I agree with you Ocnor that some of this stuff is fairly obvious and should be understood, to people that have the experience. However, the nature of the original posters question led me to believe that some of these may not be known, which is why I chimed in.
As far as bridging goes, very few amps are as efficient or run as well in bridged mode as they do when operating independently. In addition to that, the more affordable amps (especially the $2k and under ones) are typically more prone to these types of issues. It is important to remember that overdiving an amp stage is a quick and easy way to blow speakers. Combine to that the bridging MIGHT be way more power than this user needs, the amp may be a cheaper one with poor output conversion, and bridging all of a sudden may be a damaging and expensive trap. In my post what I reccomended was checking these factors. I never recommended to NOT do what you suggested, but just to make sure of a few things first.
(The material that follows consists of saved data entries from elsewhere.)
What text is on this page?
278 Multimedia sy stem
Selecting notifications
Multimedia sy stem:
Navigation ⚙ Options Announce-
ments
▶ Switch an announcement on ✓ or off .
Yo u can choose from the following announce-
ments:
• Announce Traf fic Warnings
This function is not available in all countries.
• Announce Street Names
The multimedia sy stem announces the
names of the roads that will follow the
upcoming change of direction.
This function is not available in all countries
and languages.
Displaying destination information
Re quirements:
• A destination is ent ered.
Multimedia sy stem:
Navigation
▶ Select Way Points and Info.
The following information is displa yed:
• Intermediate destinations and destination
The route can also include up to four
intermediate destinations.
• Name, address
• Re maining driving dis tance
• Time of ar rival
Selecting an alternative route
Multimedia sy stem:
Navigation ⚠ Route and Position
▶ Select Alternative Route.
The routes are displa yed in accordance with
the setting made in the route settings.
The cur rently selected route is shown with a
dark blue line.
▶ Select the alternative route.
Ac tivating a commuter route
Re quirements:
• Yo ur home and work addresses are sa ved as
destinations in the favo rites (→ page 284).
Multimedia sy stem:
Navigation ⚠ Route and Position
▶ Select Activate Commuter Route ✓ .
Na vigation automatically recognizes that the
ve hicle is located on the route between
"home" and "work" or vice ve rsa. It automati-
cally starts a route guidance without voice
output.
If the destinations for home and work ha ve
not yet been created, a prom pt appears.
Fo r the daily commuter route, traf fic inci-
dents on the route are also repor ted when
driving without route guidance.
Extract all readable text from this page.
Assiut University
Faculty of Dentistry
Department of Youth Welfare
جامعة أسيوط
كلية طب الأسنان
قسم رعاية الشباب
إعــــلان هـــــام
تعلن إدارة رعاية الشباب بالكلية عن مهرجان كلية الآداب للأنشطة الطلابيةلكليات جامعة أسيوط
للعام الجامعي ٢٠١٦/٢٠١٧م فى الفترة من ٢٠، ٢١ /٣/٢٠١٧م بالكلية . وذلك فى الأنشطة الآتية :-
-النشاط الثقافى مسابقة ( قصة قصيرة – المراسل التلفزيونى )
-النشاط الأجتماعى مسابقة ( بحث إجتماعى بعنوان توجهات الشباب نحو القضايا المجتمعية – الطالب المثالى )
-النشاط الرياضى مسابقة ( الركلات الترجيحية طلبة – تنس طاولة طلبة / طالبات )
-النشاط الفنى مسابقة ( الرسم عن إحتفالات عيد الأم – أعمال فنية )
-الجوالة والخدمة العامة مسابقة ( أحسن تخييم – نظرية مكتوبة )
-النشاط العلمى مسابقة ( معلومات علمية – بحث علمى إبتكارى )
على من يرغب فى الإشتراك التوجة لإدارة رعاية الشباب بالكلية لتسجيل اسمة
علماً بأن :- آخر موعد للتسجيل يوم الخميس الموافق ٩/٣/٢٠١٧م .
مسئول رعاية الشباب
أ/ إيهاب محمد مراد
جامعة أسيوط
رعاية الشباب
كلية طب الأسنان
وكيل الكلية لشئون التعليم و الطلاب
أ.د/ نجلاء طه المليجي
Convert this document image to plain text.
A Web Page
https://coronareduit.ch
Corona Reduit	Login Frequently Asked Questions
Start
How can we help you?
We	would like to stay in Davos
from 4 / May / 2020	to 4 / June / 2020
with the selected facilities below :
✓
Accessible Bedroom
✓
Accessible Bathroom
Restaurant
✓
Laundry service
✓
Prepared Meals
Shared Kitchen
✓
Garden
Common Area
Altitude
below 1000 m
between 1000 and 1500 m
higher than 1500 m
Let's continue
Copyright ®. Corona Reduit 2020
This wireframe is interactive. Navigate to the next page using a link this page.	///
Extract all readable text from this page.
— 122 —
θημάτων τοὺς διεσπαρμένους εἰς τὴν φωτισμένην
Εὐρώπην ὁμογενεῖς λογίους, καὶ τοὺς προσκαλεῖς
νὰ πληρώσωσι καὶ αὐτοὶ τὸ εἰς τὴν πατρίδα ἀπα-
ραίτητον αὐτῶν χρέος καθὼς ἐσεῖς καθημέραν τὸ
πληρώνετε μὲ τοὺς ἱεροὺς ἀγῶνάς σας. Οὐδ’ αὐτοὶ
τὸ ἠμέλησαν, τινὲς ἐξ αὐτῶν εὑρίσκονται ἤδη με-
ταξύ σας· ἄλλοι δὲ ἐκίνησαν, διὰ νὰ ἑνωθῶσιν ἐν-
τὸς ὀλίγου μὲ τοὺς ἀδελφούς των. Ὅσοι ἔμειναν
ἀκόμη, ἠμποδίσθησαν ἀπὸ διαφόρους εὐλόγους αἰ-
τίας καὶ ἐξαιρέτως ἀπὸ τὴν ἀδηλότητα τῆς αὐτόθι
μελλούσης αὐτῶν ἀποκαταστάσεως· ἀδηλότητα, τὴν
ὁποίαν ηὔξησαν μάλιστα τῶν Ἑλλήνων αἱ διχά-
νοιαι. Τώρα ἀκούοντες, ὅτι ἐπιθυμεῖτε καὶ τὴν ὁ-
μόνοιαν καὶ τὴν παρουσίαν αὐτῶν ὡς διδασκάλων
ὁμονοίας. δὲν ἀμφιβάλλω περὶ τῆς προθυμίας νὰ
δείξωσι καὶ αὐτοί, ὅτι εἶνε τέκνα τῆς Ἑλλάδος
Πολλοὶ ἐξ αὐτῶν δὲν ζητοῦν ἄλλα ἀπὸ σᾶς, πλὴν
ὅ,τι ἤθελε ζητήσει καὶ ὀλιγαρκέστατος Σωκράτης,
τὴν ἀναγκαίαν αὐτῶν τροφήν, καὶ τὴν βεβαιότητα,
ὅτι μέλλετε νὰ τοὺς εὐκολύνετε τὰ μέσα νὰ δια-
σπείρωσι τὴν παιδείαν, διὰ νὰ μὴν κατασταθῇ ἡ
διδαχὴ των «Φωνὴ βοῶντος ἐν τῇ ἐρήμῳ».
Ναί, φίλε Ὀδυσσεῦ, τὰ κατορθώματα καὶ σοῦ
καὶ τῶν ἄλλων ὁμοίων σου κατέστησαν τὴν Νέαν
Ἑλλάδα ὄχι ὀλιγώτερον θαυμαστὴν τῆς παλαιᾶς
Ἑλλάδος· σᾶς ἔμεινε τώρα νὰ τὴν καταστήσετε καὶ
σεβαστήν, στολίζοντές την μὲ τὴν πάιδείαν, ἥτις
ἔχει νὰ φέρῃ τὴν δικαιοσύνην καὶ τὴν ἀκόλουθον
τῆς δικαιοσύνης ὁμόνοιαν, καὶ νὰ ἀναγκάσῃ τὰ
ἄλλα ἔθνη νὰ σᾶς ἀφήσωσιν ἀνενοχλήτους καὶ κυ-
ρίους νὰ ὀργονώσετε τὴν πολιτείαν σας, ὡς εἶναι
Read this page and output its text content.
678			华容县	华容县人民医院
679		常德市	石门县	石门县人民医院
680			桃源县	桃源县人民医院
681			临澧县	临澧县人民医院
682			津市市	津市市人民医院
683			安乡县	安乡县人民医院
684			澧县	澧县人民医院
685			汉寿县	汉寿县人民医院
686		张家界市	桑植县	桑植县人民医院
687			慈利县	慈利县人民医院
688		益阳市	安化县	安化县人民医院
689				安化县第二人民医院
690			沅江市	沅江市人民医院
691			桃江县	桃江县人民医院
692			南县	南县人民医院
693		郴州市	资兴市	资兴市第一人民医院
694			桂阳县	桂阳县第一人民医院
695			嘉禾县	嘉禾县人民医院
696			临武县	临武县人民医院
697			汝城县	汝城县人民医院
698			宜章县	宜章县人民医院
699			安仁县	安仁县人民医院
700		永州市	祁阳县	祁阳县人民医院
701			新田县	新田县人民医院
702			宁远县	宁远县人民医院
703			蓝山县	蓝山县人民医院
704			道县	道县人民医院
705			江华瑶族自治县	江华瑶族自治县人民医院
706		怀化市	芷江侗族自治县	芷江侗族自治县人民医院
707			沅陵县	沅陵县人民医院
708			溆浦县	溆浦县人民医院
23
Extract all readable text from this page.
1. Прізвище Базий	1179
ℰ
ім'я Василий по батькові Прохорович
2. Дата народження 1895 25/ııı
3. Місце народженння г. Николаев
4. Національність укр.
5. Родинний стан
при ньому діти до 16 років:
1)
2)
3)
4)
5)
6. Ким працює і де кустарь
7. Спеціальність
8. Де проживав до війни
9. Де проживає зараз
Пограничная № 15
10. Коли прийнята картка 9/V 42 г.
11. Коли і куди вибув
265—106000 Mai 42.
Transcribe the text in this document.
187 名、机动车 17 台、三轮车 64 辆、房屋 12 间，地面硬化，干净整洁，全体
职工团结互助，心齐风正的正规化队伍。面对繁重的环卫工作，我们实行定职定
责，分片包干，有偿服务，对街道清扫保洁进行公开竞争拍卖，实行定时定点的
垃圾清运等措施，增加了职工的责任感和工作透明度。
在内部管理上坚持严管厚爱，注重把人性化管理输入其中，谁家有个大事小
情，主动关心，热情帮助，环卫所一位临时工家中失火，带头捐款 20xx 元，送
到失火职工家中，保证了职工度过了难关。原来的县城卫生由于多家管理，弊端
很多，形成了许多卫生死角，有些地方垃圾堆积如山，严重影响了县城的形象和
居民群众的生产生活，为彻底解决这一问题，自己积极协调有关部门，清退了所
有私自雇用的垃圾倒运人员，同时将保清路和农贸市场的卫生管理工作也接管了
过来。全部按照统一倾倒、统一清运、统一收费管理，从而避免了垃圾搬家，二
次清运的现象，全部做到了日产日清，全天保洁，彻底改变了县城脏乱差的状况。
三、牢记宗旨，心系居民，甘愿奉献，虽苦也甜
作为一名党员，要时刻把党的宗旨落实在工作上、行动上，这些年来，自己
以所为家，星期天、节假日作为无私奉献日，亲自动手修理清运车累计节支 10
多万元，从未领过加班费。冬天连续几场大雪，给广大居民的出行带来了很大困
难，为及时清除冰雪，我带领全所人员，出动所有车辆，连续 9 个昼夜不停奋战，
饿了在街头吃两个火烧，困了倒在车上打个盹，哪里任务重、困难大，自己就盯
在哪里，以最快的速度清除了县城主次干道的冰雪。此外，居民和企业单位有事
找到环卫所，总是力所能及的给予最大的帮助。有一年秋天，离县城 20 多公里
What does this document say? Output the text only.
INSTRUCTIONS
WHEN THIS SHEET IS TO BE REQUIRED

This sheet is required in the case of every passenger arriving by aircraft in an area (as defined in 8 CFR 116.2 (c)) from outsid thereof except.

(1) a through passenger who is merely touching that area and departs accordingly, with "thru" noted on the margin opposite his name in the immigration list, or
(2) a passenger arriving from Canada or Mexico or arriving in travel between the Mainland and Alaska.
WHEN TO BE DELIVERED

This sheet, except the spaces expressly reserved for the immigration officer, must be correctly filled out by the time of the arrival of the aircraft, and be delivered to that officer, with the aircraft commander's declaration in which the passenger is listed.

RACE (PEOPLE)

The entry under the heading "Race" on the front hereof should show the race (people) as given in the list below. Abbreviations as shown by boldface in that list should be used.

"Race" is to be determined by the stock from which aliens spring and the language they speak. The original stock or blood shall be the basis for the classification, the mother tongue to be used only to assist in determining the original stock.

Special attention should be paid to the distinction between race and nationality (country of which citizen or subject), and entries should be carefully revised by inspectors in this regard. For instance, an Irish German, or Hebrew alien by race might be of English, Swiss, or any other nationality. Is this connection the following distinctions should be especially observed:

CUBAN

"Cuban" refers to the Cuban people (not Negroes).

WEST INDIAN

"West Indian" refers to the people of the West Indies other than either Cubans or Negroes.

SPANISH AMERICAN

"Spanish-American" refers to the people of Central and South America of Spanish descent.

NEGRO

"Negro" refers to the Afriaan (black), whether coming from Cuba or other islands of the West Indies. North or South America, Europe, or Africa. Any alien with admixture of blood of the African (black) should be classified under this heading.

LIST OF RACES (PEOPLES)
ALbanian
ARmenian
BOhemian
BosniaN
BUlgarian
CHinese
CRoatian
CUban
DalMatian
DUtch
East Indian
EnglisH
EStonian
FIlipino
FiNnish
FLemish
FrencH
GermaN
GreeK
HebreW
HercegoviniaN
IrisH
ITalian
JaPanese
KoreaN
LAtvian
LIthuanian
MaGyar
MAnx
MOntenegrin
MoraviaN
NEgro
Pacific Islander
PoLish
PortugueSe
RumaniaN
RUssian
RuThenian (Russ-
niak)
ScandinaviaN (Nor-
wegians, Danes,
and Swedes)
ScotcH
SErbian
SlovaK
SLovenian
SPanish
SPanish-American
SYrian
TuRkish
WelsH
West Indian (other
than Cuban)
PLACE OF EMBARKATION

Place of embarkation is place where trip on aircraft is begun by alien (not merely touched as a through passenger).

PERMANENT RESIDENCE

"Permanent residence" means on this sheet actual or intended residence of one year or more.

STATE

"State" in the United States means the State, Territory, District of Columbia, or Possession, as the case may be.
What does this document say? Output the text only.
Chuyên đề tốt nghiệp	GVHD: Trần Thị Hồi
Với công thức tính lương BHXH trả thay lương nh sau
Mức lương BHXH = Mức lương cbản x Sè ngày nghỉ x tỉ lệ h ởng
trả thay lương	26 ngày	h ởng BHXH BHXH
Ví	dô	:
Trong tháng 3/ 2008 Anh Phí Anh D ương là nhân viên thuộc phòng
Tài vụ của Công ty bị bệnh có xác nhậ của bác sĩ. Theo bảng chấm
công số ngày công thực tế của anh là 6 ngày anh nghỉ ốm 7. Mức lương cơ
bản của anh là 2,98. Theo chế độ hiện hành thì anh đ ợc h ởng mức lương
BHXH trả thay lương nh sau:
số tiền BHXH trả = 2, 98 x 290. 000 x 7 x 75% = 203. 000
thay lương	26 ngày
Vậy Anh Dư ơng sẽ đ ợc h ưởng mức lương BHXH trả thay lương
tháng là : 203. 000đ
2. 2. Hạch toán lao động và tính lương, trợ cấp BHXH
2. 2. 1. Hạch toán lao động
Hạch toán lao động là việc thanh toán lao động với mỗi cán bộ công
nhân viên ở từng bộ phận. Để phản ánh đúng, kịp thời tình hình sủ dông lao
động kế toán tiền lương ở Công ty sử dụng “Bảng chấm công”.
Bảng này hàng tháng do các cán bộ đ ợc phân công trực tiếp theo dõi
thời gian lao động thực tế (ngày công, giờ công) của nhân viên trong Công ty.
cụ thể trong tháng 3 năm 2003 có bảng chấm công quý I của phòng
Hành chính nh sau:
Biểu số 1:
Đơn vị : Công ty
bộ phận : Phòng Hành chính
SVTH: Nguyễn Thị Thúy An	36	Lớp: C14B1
As far as speaker impedences, I can't remember an amp off hand that runs bridged at 2 ohms. 4 ohms seems to always be the spec. Now with the tops, I agree that you probably aren't very likely at all to run into a 2 ohm cabinet. However, with subs, 4 ohms is certainly not all that uncommon. You reccomended linking two subs together on a bridged amp. If these subs happen to 4 ohms a peice, you would be putting an extraordinarily heavy load on a quite possibly cheap underbuilt amp that may be running to a cheap sub with a driver not capable of dealing with mismatches and overs very well. End result here could be both a toasted amp, blown drivers, and especially with a shoddily designed amp, you may even manage to light a sub driver on fire if the amp opens to DC on overload.
In the end, I was not saying that your advice was bad, just that without having all of the proper information that your reccomendation may cause more problems than it would solve.
As a point of reference, I have only been doing live sound for 12 years now. However, I run a live sound comapny, work for a couple of larger ones, privately contract with bands and have done at least 1000 shows now and worked with well over 3000 bands in that time. Basically, this is what I do for a living, so all of what I have said here has come from repeated experience.